What's Actually Happening

The core trigger is the Digital Services Act (DSA), which requires platforms to implement "appropriate and proportionate" measures to protect minors, including age assurance for high-risk content. The European Commission released blueprints and guidelines in 2025 for privacy-preserving age verification (e.g., proving you're over 18 without sharing extra data), tied to things like the upcoming EU Digital Identity Wallet rolling in 2026.

But when countries enforce these rules — France with its under-15 social media ban (effective steps toward enforcement by 2026), Italy requiring age checks on porn sites, and similar moves in Spain, Denmark, and others — kids just switch to VPNs to mask their location or appear elsewhere. A January 2026 European Parliamentary Research Service (EPRS) briefing explicitly notes this "significant surge" in VPN use to bypass age verification, and it floats the idea that access to VPN services should be restricted to users above a "digital age of majority" (often floated around 16).

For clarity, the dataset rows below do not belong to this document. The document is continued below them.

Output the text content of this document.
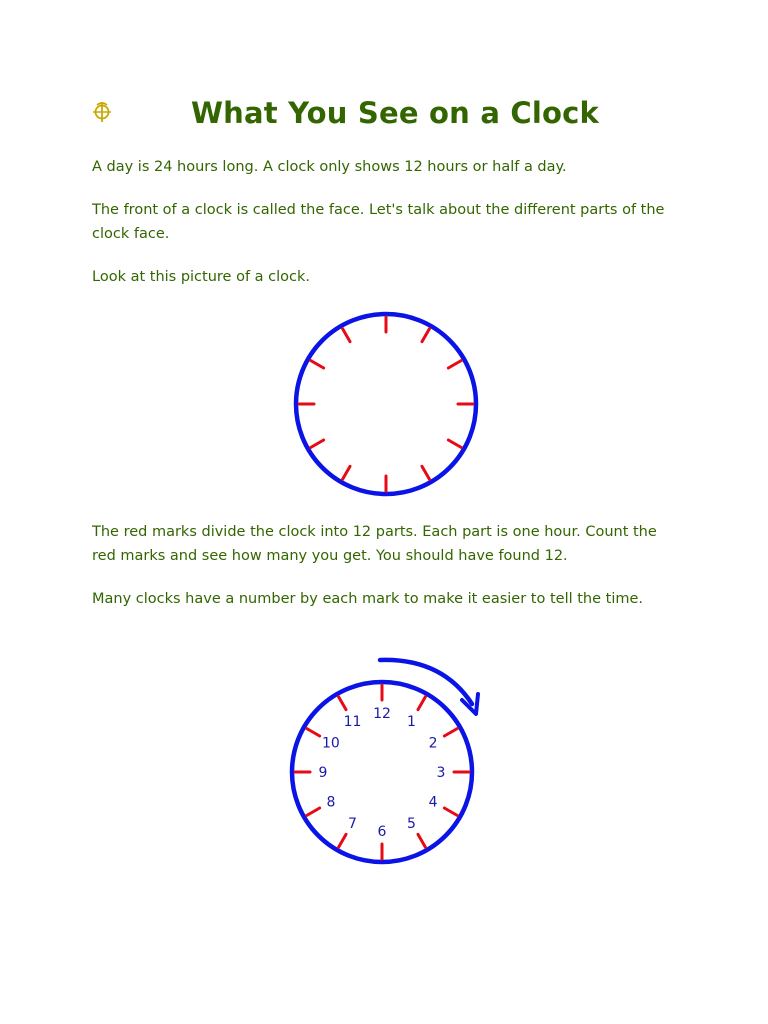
What You See on a Clock

A day is 24 hours long. A clock only shows 12 hours or half a day.

The front of a clock is called the face. Let's talk about the different parts of the clock face.

Look at this picture of a clock.

The red marks divide the clock into 12 parts. Each part is one hour. Count the red marks and see how many you get. You should have found 12.

Many clocks have a number by each mark to make it easier to tell the time.

12 1
2
3
4
5
6
7
8
9
10
11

French Minister Delegate for Digital Affairs Anne Le Hénanff was blunt: "VPNs are the next topic on my list" after pushing social media restrictions. That's not isolated — it's part of a broader EU conversation where child-safety campaigners argue VPNs enable circumvention, while privacy advocates warn that regulating them threatens anonymity for everyone (journalists, dissidents, everyday users avoiding surveillance).

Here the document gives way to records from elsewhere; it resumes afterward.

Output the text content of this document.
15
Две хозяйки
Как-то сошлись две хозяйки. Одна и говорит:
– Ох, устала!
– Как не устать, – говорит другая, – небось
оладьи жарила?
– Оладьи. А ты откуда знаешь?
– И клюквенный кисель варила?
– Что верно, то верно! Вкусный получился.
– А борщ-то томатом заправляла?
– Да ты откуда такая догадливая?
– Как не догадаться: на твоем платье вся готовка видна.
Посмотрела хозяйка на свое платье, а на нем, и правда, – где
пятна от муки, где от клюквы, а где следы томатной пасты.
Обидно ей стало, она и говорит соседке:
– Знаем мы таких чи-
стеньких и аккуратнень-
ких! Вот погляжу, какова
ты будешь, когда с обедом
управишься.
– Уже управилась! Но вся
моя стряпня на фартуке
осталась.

Related developments include:

Potential child-safety criteria in the revised Cybersecurity Act (consultations wrapped in 2025, drafts expected soon) to prevent "misuse" of tools like VPNs.

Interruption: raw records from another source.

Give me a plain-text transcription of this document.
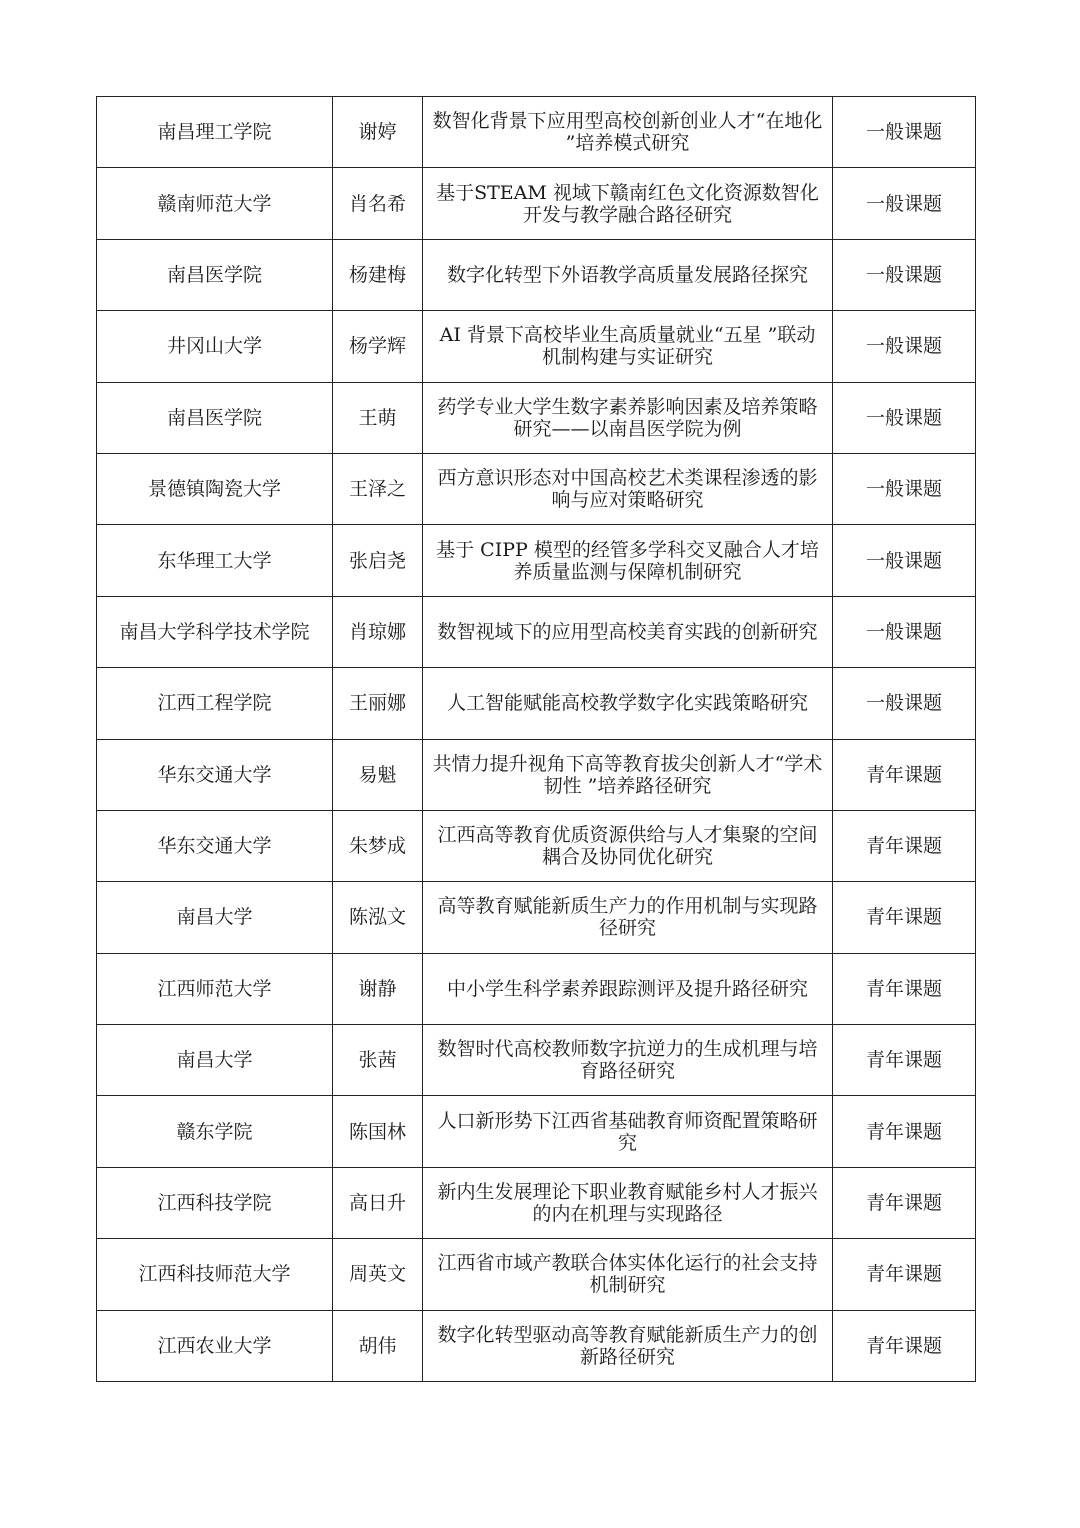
南昌理工学院	谢婷	数智化背景下应用型高校创新创业人才“在地化 ”培养模式研究	一般课题
赣南师范大学	肖名希	基于STEAM 视域下赣南红色文化资源数智化开发与教学融合路径研究	一般课题
南昌医学院	杨建梅	数字化转型下外语教学高质量发展路径探究	一般课题
井冈山大学	杨学辉	AI 背景下高校毕业生高质量就业“五星 ”联动机制构建与实证研究	一般课题
南昌医学院	王萌	药学专业大学生数字素养影响因素及培养策略研究——以南昌医学院为例	一般课题
景德镇陶瓷大学	王泽之	西方意识形态对中国高校艺术类课程渗透的影响与应对策略研究	一般课题
东华理工大学	张启尧	基于 CIPP 模型的经管多学科交叉融合人才培养质量监测与保障机制研究	一般课题
南昌大学科学技术学院	肖琼娜	数智视域下的应用型高校美育实践的创新研究	一般课题
江西工程学院	王丽娜	人工智能赋能高校教学数字化实践策略研究	一般课题
华东交通大学	易魁	共情力提升视角下高等教育拔尖创新人才“学术韧性 ”培养路径研究	青年课题
华东交通大学	朱梦成	江西高等教育优质资源供给与人才集聚的空间耦合及协同优化研究	青年课题
南昌大学	陈泓文	高等教育赋能新质生产力的作用机制与实现路径研究	青年课题
江西师范大学	谢静	中小学生科学素养跟踪测评及提升路径研究	青年课题
南昌大学	张茜	数智时代高校教师数字抗逆力的生成机理与培育路径研究	青年课题
赣东学院	陈国林	人口新形势下江西省基础教育师资配置策略研究	青年课题
江西科技学院	高日升	新内生发展理论下职业教育赋能乡村人才振兴的内在机理与实现路径	青年课题
江西科技师范大学	周英文	江西省市域产教联合体实体化运行的社会支持机制研究	青年课题
江西农业大学	胡伟	数字化转型驱动高等教育赋能新质生产力的创新路径研究	青年课题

Broader scrutiny of privacy tools under ongoing DSA investigations and national laws.

No outright EU-wide VPN ban proposal exists yet, but the rhetoric frames unrestricted VPN access as incompatible with effective child protection.

This fits a pattern of escalating online control: start with porn sites (age checks → blocks in some countries), expand to social media (under-15/16 bans in multiple member states), then target the tools people use to evade it all. It's not "manic censorship" in the sense of banning speech outright, but it is a determined rampage against anonymity-enabling tech under the banner of protecting kids.

What Can You Do About It?

If you're in the EU (or care about global precedents), options are limited but not zero — the push is still in the discussion/early proposal stage, not fully law:

1.Use VPNs while you can — Many reputable no-logs providers (based outside the EU where possible) still work fine for bypassing geo-restrictions or basic checks. But if age verification gets mandated on VPN sign-ups or apps (as some are suggesting), that could change.

2.Support privacy advocacy — Groups like the Electronic Frontier Foundation (EFF), Privacy International, or EU-focused orgs are pushing back hard against mandatory age/ID checks and VPN restrictions. They highlight how these systems create massive databases ripe for breaches and erode encryption/privacy tools.

3.Switch to decentralised/alternative tools — Tor (slower but stronger anonymity), proxy chains, or emerging privacy-focused networks can sometimes fill gaps if VPNs get hit. But these aren't perfect and can draw scrutiny too.

4.Engage politically — Comment on public consultations (like the Cybersecurity Act ones), contact MEPs, or support petitions. The EU Parliament has passed resolutions pushing for a 16+ digital age limit, but civil liberties concerns can still sway outcomes.

5.Prepare for fragmentation — Worst case, you get national-level rules (e.g., France leading on VPN scrutiny), making life messier for cross-border use. Some predict a shift toward "digital ID wallets" as the "solution," where proving age becomes normalised for more services.

In short, the EU's direction is toward more surveillance and less anonymity in the name of child safety, with VPNs squarely in the crosshairs as the obvious evasion method. It's not a full "ban" today, but the momentum is real and building fast. And, what the globalist censorship regime do in Europe will come to Australia next.